Far from the raging crowds of Paris

From Letters of a Russian Traveller by Nikolai M. Karamzin (1793):

The town is rather small and, apart from the duke’s castle, one can’t find a single huge house here. — I was interrogated at the town gate, after which I offered the sergeant on guard my own questions, namely: “Is Wieland here? Is Herder here? Is Goethe here?” — “Yes, yes, yes,” he replied, and I told the coachman to take me to “The Elephant’s” pub.

Without delay, I dispatched a hired servant to Wieland to ask if he was at home. — “No, he’s in the palace.” — “Is Herder at home?” — “No, he’s in the palace.” — “Is Goethe at home?” — “No, he’s in the palace.”

“In the palace! In the palace!” I repeated, mocking the servant, took my walking cane and went out into the garden.
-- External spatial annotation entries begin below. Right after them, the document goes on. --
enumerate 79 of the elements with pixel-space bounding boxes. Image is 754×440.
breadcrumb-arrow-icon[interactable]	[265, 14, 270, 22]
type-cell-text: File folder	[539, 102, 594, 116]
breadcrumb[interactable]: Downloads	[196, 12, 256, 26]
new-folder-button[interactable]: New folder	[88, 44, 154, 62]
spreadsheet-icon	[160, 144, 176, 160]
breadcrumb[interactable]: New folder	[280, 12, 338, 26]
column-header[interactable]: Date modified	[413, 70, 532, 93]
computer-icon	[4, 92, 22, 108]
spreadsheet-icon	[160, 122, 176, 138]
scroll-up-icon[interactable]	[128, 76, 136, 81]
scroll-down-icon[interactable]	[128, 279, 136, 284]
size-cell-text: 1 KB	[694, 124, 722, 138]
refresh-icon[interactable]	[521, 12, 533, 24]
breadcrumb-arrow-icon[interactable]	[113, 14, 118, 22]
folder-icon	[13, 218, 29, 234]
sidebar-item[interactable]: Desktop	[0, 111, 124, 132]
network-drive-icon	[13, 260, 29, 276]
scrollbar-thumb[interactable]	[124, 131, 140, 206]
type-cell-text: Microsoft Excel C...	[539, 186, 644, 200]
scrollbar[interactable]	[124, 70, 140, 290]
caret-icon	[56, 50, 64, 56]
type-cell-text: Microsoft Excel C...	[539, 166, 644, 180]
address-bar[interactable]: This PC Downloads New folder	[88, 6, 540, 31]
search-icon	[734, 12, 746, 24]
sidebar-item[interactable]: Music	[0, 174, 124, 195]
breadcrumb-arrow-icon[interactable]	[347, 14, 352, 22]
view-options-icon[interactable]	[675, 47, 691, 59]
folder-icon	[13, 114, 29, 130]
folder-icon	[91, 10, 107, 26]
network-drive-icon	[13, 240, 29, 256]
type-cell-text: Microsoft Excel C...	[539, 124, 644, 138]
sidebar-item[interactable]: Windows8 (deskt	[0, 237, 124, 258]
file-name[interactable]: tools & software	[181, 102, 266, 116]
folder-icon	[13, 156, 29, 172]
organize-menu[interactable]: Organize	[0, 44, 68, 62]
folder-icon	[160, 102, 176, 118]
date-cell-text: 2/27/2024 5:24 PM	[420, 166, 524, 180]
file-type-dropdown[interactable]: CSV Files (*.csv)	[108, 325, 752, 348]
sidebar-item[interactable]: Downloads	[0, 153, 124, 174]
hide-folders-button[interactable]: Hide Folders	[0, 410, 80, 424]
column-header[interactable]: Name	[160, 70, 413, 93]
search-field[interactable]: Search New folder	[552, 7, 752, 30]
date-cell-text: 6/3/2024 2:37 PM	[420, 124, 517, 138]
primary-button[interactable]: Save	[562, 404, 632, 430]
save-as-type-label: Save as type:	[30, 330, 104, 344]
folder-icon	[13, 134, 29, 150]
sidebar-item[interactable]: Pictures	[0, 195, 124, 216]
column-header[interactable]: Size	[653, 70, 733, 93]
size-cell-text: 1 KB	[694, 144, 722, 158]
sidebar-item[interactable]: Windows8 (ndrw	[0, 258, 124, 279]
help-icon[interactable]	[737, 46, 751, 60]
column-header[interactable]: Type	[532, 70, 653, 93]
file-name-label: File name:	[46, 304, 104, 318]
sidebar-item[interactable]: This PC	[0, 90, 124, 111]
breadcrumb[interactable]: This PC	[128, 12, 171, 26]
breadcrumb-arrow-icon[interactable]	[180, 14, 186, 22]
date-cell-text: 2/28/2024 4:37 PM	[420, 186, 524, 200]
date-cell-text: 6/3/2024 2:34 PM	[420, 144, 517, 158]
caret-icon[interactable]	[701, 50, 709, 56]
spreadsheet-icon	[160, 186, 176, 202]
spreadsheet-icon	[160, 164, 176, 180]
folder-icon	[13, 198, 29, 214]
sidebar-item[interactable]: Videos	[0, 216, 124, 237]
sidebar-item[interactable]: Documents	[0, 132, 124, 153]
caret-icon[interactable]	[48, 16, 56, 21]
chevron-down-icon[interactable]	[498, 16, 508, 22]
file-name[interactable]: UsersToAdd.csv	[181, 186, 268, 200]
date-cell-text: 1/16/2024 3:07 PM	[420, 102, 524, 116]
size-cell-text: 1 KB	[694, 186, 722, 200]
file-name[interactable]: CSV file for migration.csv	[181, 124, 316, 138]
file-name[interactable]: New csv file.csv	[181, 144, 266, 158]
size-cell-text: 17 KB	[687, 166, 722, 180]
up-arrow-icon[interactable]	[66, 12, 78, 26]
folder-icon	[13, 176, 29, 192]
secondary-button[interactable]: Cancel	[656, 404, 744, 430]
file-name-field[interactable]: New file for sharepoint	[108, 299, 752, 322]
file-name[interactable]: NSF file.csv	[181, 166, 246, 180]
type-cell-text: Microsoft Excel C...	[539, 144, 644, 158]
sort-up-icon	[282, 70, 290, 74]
I grew very fond of the large green meadow with trees planted around, called a star; but even more fond of the wild, grim banks of a swiftly flowing creek under whose noise, seated on a mossy stone, I read the first book of Fingal. The people I met in the garden looked at me with such curiosity as people never get looked at in big cities, where one meets strange faces at every step. On learning that Herder was at last at home, I went to see him.

The young Karamzin’s Letters is an amazing account of his encounters with Europe’s star intellectuals — no wonder the man would grow into one of Russia’s most important literary figures and produce a greatly influential history of Russia.